OBERLIN, Ohio (WJW)– The urgent calls from air traffic control are still haunting two decades later.
Air traffic controllers at the FAA’s Cleveland center in Oberlin tried to reach a hijacked plane on Sept. 11, 2001.
“You can’t live through that and not have some pretty strong memories of it,” said Bill Keaton, air traffic controller on Sept. 11.
Now retired, Keaton still remembers first learning of the attacks on the World Trade Center, then being alerted to a possible threat in the skies over Northeast Ohio.

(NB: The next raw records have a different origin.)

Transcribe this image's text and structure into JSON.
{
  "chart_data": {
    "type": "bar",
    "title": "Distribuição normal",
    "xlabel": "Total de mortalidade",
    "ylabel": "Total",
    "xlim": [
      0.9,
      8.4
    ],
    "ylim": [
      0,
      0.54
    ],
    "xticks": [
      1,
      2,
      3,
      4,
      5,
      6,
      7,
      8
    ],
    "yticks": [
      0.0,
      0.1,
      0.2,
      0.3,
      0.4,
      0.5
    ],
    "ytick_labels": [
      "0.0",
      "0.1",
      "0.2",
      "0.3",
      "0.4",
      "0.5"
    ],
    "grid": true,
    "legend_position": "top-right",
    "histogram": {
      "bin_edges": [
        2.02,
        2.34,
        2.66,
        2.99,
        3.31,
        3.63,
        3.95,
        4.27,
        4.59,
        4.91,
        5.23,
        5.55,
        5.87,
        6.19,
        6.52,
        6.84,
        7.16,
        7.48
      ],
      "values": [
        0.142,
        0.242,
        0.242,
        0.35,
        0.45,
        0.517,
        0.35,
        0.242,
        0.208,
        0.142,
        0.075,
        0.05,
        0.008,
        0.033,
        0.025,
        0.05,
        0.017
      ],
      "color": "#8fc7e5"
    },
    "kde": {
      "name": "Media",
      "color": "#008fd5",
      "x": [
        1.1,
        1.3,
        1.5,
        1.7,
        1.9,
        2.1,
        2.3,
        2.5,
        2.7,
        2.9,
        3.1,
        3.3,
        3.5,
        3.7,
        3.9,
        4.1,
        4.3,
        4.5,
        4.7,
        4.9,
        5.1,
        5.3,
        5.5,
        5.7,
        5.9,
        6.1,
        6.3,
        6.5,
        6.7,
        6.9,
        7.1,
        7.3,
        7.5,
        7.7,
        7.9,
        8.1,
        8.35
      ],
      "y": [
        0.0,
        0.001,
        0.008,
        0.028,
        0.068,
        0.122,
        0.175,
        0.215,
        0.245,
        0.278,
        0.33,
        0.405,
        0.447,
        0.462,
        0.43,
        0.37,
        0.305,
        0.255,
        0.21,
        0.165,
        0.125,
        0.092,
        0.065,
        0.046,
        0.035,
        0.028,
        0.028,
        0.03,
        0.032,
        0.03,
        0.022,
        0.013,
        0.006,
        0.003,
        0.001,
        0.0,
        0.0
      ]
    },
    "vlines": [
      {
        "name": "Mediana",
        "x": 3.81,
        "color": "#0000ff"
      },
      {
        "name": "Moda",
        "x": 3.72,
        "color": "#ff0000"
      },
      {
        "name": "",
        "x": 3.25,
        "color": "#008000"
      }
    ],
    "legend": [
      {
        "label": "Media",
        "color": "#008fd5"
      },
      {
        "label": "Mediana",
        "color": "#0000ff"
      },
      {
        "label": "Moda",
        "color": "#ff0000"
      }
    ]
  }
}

“Someone had forced a data block to my scope, United 93. Someone ran up behind me, said, “Don’t let anyone within 20 miles of that airplane” and then ran out,” he said.
United Flight 93, from Newark to San Francisco, changed course as terrorists hijacked the plane near Cleveland. They switched off the plane’s transponder so Keaton could only track it by radar.
“All we had was a location. We had no altitude information, no speed information,” he said. “There’s only one reason to turn a transponder off.”
His attempts to reach the plane went unanswered.
“It basically is going the wrong way on an airway that comes out of the Washington area,” Keaton said. “It’s pretty obvious at that point it’s going after the White House, the Capitol, somewhere down there.”
As Keaton was tracking Flight 93 on radar in Oberlin, passengers on board the plane were rushing the cockpit after learning through cell phone calls that other hijacked planes were crashed into buildings.
The plane disappeared from Keaton’s screen. A pilot in a nearby plane confirmed to him that smoke was rising near Shanksville, Pennsylvania. There were no survivors.
“It’s your job as an air traffic controller to keep planes safe. And you just watch one disappear from your radar scope and you know what that means,” Keaton said. The gravity of the day set in as the FAA closed the nation’s airspace.
“You knew at that point, you were in a historic, life-changing event,” Keaton said.